Larkin Poe – True Blues at Kunst!Rasen

On an evening when a vast number of people were paying equally vast sums of money to see Taylor Swift on a first night in Gelsenkirchen there was a modest crowd of 1500 to see Larkin Poe (on a double bill with Rival Sons) rock the stage at Kunst!Rasen on a hot Summers day. Money and crowds though are not the measure of quality as the Lovell sisters from Georgia proved – and then some!

For the uninitiated, The original Larkin Poe was great, great, great grandfather of the girls onstage tonight – and a cousin of celebrated horror writer Edgar Allen. I’m sure the great man would appreciate the ‘Memento Mori’ tattoo on Rebecca’s right arm. Clearly, family history matters to the girls, and that attention extends across to their music. Respect Tradition doesn’t mean playing songs as if they were museum pieces though, and possibility Larkin Poe’s greatest accomplishment is to sound authentic but also modern in a genre heaped in tradition.

I last saw Larkin Poe at Luxor in Cologne six years ago. It was one of those lucky bookings by a small venue that secures a top act literally as that very week the band’s ‘Venom & Faith’ disc had gone to #1 on the Billboard Blues Chart. At the time I forecast huge success, and certainly, the Band have gone on to play bigger venues. Along the way their albums have become, dare I say it, a little slicker. More polished. The same might also be said of the Lovell sisters visually. When they take the stage I notice what seems a more stylized approach in the hair, clothes and make-up departments. Rebecca seems to change guitar after every song now. Her staple ‘Buttermilk’ guitar has also had a makeover. Megan has dropped her famed Rickenbacker lap slide in favour of a custom-made signature model from luthier Paul Beard that apparently has half the weight and all the volume of her old Rickenbacker.
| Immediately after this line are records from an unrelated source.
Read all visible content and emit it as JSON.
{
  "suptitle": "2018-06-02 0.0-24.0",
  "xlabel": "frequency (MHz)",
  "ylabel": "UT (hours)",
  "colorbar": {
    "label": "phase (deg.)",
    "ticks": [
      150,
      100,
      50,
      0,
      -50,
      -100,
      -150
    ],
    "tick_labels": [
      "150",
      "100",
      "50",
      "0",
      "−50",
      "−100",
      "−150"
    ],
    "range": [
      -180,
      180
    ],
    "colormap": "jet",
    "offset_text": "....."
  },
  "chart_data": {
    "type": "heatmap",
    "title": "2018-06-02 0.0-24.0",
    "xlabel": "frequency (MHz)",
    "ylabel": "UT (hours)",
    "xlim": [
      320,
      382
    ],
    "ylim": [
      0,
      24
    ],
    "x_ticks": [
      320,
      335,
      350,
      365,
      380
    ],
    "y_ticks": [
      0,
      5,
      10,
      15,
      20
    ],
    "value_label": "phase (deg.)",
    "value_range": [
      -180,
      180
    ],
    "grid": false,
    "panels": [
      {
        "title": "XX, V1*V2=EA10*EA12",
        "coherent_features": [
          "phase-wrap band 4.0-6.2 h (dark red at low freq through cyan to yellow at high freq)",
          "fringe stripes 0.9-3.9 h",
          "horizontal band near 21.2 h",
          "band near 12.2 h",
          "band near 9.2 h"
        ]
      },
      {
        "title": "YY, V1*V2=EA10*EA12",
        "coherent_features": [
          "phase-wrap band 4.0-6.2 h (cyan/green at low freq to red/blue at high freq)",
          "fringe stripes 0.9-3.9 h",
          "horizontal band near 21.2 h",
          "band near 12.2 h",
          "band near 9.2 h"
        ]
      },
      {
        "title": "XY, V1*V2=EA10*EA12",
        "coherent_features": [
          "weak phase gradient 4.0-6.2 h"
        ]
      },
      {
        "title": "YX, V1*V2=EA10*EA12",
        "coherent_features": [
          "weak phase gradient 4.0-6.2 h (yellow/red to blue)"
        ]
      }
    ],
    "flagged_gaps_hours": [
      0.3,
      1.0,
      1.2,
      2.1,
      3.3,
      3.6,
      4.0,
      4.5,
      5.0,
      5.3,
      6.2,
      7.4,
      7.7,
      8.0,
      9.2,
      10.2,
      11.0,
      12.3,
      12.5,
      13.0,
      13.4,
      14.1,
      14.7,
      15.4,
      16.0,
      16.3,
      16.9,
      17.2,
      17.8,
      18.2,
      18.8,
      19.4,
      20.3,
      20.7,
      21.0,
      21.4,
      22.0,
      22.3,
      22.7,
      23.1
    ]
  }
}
That description of the new lap slide holds true this evening, and musically I’m glad to say there are no great changes. It’s a short set of 75 minutes, exactly the length of set allocated later to Rival Sons, although I personally would have had the sisters as the main attraction. Straight away there’s a homage to a musical hero with the instrumental ‘Jessica’ made famous by the Allman Brothers (and via being the theme to BBC’s ‘Top Gear’). It’s a good number to warm up to, before we dive into the girl’s own music where ‘Kick The Blues’ is sets the stall for what’s expected with its lyrics exhorting the audience to “Get up, shake your moneymaker… and kick the blues!”

Possibly my favourite LP number is up next – ‘Preachin’ Blues’ a composition bursting with glorious gospel swagger. It also makes me realise that Rebecca Lovell has a very underestimated powerful vocal. She doesn’t smash through any huge tonal registers, but she does get the max out of what she’s got. There are numbers evoking home: Blue Ridge Mountains and Southern Comfort. There is also a brand new song ‘Bluephoria’, so fresh that it’s getting its first live airing here in Germany.

Every top band should have a slow, big ballad number in their set and for Larkin Poe it’s the number ‘Might as well be me’ That voice I spoke of earlier gets a chance to shine on this one. Despite the shortness, there is also time for favourite LP live tracks in tonight’s set. Rebecca dedicates one of these to all the women in the audience – the song ‘She’s a self-made Man’. Following the new track ‘Bluephoria’ we hear ‘Bleach Blonde’ from 2018’s ‘Venom & Faith’ disc which punches along beautifully too, but if you want to see the band completely rock out you will need to wait for the closing ‘Wanted Woman/ACDC’.

I rather missed the close, hot and sweaty atmosphere of that 2018 Luxor show, but there’s no going back. Larkin Poe proved on Friday night that you don’t need glitzy outfits and a hundred background dancers to make great music. Come back soon ladies!